Mücadelede en keskin sloganları atan ve kitleleri alanlara çağıran her aktör, devrimci değildir. Özellikle, her eylemliliğin gerçek dönüşüm anlamına gelmediği gibi, reformist liberaller gibi ara güçler, mücadele zeminini sistem içi manevralarla bulanıklaştırmakta ve devrimci hattı işlevsizleştirmek için “militan” pozlar kesmektedir. Bu aktörler ne tam muhaliftir ne de tam işbirlikçi; ancak her durumda devrimci olanın karşısındadırlar. Onların siyasal misyonu, halkın enerjisini düzene kanalize etmek ve kitlelerin devrimci dinamiklerini törpülemektir.
Reformist liberaller, sistemin içindeki siyasal alanı tek ve meşru mecra olarak kabul eder. Her hak mücadelesini, her sokak başkaldırısını bu sınırlar içinde kalmaya zorlarlar. Sözde radikal, ama sınırlı; eylemci görünürler, ama kontrollüdürler. Örneğin 1 Mayıs’ta olduğu gibi Taksim için nutuk atarken, Kadıköy’e yönelirler. Ayaklanmanın dilini konuşurlar, ancak seçim hesapları yaparlar. Temel politikaları, sistemi reformlarla “insanileştirmek” ve düzeni “demokratikleştirerek” daha yaşanılır kılmaktır. Bu, tam da sistemin ihtiyaç duyduğu şeydir; Kriz anlarında halkın tepkisini sistem içine çekecek tampon güç olmaktır.

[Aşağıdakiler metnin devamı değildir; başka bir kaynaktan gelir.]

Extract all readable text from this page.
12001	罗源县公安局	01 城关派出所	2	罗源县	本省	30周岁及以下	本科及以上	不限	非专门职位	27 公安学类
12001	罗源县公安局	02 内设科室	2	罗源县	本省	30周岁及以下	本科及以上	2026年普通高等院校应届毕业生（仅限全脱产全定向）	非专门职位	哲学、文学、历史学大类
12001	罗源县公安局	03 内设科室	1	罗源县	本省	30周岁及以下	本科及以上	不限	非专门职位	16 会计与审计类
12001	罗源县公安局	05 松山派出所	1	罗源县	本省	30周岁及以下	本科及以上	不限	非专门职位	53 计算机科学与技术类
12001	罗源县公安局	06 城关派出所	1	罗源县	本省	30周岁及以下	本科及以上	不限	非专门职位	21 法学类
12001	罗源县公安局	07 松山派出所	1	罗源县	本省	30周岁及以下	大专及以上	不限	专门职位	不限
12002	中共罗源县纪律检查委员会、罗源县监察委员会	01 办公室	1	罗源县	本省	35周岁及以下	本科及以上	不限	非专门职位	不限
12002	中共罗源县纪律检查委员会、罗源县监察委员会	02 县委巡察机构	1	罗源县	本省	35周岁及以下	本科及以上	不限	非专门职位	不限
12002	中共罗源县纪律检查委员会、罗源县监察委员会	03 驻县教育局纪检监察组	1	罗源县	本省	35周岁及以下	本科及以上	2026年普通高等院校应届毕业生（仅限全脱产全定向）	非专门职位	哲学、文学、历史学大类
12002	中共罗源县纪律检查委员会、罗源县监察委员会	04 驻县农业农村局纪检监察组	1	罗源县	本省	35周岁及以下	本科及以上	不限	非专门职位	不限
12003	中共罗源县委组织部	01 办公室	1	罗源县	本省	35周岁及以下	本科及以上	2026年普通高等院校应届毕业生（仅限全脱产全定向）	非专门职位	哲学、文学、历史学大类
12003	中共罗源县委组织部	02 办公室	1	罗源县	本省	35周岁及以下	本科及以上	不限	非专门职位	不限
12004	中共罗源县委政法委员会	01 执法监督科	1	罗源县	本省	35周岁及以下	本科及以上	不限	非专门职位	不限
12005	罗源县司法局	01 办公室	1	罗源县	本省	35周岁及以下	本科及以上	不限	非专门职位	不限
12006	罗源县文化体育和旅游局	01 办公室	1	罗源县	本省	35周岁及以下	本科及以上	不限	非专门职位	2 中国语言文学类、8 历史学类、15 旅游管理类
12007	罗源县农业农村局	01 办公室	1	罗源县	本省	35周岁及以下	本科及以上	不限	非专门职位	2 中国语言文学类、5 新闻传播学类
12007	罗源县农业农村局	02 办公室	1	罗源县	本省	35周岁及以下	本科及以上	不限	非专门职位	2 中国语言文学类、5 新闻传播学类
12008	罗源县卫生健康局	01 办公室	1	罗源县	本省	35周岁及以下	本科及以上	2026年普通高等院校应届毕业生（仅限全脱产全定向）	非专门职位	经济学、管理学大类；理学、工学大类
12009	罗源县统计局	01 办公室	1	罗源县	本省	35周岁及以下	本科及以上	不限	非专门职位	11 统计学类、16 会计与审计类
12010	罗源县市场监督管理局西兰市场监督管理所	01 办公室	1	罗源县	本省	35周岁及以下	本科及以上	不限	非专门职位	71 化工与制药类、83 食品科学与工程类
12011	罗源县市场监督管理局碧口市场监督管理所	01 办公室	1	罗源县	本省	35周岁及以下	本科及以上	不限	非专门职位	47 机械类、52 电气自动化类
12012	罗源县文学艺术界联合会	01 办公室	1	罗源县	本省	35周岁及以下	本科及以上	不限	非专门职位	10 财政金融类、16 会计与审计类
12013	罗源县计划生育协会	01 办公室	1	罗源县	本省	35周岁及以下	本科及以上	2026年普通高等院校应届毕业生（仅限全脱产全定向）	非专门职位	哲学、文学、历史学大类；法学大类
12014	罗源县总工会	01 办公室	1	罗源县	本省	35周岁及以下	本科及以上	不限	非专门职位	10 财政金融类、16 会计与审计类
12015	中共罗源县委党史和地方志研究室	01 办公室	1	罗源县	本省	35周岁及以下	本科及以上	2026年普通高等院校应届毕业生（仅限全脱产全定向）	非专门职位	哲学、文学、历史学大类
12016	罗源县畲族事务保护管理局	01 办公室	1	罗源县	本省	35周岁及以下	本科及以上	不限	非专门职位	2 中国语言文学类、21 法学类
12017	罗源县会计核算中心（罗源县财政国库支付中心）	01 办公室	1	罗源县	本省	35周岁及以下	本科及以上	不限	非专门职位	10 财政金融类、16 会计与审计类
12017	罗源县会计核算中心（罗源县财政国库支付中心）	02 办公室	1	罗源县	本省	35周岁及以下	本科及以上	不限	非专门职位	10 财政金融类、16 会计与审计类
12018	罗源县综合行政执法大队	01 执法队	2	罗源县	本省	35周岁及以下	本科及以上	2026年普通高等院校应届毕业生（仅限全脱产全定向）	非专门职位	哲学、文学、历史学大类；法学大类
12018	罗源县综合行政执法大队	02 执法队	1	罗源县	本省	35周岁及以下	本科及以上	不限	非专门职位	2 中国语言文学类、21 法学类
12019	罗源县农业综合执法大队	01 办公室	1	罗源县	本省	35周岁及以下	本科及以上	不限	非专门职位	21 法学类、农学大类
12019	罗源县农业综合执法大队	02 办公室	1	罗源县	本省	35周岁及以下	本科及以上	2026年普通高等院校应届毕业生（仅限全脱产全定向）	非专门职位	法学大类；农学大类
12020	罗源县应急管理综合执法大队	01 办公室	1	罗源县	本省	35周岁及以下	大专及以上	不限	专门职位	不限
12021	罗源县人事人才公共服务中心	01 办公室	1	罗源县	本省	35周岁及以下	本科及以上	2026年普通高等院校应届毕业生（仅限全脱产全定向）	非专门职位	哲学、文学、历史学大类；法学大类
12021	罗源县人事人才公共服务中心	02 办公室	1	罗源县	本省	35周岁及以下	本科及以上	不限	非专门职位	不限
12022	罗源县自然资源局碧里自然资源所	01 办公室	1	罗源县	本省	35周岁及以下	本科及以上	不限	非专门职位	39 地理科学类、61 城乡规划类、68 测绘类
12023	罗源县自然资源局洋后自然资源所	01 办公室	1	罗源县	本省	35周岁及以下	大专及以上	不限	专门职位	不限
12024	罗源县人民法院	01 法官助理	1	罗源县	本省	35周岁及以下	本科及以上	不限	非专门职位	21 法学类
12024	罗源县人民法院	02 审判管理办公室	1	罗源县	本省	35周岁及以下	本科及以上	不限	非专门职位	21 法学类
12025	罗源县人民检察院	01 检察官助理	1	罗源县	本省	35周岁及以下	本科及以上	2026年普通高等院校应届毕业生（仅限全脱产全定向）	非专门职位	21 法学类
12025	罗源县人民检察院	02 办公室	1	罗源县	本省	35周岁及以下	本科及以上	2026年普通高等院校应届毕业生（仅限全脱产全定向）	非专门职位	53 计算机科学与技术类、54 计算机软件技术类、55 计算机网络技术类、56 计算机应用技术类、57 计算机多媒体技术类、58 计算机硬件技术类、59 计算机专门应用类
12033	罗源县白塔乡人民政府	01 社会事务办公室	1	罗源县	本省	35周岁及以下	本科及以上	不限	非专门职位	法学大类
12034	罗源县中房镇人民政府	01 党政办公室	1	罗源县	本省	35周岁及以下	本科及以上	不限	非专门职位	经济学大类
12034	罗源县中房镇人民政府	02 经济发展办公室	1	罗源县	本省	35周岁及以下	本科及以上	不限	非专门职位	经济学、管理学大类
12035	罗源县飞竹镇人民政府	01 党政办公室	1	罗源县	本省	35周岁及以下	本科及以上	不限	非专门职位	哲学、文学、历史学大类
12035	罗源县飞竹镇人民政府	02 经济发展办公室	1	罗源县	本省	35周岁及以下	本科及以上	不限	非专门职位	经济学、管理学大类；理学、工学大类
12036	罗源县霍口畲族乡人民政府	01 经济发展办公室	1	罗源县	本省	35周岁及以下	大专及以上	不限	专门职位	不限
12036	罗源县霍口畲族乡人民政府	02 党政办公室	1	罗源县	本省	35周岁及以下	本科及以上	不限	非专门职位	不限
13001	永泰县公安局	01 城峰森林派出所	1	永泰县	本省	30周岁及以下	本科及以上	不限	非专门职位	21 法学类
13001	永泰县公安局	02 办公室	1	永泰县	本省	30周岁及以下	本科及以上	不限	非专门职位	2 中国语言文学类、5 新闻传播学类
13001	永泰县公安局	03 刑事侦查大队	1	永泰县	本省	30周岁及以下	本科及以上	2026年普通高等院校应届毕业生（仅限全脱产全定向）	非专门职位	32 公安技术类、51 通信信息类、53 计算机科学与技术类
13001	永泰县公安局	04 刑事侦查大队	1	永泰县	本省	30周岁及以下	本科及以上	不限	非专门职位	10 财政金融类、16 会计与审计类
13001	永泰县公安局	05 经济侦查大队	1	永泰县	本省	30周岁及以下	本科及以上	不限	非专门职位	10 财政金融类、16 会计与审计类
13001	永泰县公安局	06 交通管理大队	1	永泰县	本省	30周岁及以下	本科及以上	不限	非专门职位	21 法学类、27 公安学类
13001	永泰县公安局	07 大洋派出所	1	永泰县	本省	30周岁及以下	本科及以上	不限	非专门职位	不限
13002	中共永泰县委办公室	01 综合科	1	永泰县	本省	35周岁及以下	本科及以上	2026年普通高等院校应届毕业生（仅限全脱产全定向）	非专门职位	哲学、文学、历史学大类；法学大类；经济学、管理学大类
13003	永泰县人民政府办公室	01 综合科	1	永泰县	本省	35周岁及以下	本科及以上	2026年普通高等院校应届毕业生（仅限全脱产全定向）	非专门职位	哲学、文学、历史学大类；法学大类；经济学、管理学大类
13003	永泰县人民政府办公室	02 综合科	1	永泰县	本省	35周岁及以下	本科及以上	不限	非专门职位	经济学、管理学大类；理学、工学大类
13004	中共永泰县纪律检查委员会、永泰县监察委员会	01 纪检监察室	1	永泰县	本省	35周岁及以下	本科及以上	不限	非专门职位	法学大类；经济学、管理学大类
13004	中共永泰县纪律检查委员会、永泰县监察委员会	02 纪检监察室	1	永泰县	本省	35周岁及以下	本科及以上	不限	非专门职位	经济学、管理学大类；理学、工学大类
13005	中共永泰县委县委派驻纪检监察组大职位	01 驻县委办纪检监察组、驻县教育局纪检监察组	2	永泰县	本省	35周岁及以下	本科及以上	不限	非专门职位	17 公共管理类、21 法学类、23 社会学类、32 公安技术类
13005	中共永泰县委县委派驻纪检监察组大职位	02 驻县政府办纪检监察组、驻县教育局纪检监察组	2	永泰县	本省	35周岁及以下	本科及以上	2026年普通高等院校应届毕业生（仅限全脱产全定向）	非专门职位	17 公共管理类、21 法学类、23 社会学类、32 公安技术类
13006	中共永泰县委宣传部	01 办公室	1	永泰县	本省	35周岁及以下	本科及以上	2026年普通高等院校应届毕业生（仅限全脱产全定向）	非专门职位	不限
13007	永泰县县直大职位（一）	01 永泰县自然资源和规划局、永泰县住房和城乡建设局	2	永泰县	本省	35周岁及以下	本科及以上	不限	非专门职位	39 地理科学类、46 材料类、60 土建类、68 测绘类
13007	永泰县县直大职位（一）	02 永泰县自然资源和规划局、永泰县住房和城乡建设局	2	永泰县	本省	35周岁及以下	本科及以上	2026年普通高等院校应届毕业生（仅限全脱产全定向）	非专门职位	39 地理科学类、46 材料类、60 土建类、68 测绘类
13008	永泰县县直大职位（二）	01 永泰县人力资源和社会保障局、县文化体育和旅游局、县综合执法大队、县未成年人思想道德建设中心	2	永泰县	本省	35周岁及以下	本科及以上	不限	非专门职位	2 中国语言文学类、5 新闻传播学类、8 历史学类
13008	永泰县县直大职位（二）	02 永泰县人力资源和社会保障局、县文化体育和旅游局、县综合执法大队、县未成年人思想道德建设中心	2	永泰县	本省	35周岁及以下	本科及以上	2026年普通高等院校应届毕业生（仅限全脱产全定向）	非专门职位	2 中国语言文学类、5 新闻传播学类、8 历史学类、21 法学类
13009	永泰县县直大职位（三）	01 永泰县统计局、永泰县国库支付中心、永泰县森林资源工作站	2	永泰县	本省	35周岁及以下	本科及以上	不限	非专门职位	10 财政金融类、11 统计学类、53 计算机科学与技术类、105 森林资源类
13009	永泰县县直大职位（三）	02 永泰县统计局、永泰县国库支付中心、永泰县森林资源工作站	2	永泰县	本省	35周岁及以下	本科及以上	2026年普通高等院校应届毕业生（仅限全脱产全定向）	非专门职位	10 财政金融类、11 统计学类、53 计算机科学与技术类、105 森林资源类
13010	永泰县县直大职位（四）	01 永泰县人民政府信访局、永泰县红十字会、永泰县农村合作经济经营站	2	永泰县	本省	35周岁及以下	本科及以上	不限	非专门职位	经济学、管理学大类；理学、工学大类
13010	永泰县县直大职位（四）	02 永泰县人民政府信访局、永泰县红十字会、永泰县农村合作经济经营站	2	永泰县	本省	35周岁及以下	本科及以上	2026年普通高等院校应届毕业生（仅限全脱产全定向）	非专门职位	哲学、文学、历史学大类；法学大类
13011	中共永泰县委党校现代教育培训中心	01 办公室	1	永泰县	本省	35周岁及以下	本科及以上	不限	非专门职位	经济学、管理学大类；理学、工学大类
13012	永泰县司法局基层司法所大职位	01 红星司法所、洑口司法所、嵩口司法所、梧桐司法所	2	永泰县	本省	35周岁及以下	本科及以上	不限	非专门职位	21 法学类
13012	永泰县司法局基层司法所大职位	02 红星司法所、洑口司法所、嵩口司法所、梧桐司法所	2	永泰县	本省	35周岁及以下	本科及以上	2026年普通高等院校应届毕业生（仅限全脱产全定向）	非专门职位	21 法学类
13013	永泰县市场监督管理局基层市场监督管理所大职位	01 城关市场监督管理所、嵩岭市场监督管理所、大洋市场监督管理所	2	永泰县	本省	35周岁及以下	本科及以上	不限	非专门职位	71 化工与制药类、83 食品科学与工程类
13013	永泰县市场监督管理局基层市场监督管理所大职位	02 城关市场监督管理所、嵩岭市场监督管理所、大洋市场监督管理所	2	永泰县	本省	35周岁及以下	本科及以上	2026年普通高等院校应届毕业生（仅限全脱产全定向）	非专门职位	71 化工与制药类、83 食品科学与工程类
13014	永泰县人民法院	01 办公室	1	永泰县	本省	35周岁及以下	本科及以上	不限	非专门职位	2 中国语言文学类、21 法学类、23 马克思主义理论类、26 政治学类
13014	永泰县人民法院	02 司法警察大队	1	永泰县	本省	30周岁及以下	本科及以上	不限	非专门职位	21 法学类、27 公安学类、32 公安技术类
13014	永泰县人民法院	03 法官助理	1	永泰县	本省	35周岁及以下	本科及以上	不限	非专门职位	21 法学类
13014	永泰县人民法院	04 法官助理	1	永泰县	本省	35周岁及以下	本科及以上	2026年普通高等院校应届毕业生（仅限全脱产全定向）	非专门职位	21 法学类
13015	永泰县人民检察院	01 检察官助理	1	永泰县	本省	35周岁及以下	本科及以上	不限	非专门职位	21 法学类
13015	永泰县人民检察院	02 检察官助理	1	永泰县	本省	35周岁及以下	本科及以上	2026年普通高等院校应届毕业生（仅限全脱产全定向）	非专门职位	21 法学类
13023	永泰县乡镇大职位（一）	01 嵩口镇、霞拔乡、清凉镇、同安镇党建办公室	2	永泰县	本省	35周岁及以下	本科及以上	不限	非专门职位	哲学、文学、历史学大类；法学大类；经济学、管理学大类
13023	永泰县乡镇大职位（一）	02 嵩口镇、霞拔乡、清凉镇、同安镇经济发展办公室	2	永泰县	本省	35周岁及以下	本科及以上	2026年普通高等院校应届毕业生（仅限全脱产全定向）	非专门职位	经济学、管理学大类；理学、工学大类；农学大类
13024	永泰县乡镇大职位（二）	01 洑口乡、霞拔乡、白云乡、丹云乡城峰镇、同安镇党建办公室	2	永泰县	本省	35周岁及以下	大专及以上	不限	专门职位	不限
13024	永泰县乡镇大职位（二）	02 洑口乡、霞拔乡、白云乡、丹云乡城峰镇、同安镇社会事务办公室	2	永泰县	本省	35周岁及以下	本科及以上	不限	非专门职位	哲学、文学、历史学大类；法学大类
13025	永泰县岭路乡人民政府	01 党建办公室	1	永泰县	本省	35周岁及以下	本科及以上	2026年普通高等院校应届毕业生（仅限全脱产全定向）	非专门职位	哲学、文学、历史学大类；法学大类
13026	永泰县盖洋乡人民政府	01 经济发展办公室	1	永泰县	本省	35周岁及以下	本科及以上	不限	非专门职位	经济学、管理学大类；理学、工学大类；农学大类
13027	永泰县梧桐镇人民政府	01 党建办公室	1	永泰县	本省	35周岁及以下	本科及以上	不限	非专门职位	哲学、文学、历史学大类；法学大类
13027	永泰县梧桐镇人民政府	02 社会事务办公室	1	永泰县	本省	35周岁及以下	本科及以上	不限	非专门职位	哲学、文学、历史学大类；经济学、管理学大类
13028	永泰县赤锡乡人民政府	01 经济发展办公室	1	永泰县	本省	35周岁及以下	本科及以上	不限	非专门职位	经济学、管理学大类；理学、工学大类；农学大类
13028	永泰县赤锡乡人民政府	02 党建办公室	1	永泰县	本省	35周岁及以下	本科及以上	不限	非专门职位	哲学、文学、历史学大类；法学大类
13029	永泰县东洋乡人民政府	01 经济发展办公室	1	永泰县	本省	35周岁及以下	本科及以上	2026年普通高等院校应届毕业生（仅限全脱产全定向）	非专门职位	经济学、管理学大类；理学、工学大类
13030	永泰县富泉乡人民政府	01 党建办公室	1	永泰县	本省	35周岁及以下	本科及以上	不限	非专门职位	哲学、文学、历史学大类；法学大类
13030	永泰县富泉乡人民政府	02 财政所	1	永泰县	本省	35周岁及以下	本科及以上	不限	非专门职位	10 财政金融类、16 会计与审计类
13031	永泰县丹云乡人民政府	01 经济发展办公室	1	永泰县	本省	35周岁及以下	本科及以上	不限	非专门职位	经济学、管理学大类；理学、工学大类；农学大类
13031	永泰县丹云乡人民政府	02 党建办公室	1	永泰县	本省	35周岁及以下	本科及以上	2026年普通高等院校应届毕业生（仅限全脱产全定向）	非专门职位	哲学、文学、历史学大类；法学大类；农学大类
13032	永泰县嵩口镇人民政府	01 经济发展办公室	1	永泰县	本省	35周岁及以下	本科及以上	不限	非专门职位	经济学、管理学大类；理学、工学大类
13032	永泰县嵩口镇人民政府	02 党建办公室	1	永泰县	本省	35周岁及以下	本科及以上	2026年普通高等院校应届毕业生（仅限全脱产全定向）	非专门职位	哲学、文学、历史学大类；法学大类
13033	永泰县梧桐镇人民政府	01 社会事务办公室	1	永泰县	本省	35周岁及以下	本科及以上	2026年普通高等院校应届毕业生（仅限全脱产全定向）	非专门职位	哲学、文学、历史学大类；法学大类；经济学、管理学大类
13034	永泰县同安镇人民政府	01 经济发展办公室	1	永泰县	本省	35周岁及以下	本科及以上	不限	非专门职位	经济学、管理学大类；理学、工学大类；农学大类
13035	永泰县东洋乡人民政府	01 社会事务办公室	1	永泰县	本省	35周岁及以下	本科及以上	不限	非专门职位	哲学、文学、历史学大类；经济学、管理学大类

Bu sadece günümüz açısında değil toplumsal mücadelenin tarihine baktığımızda da birçok örnekle karşılaşırız.
Örneğin; Paris Komünü, işçi sınıfının iktidarı ele geçirdiği ve sosyalist bir hükümet kurduğu bir dönemdir. Ancak, burjuva cumhuriyetçileri ve reformist gruplar, işçi hareketini sistem içinde tutmaya çalışarak devrimi sabote ettiler. Bu süreçte, devrimci irade ve halkın isyanı, reformistlerin müdahalesiyle zayıflatıldı. Sonuç olarak, Komün, burjuva güçler tarafından kanlı bir şekilde bastırıldı.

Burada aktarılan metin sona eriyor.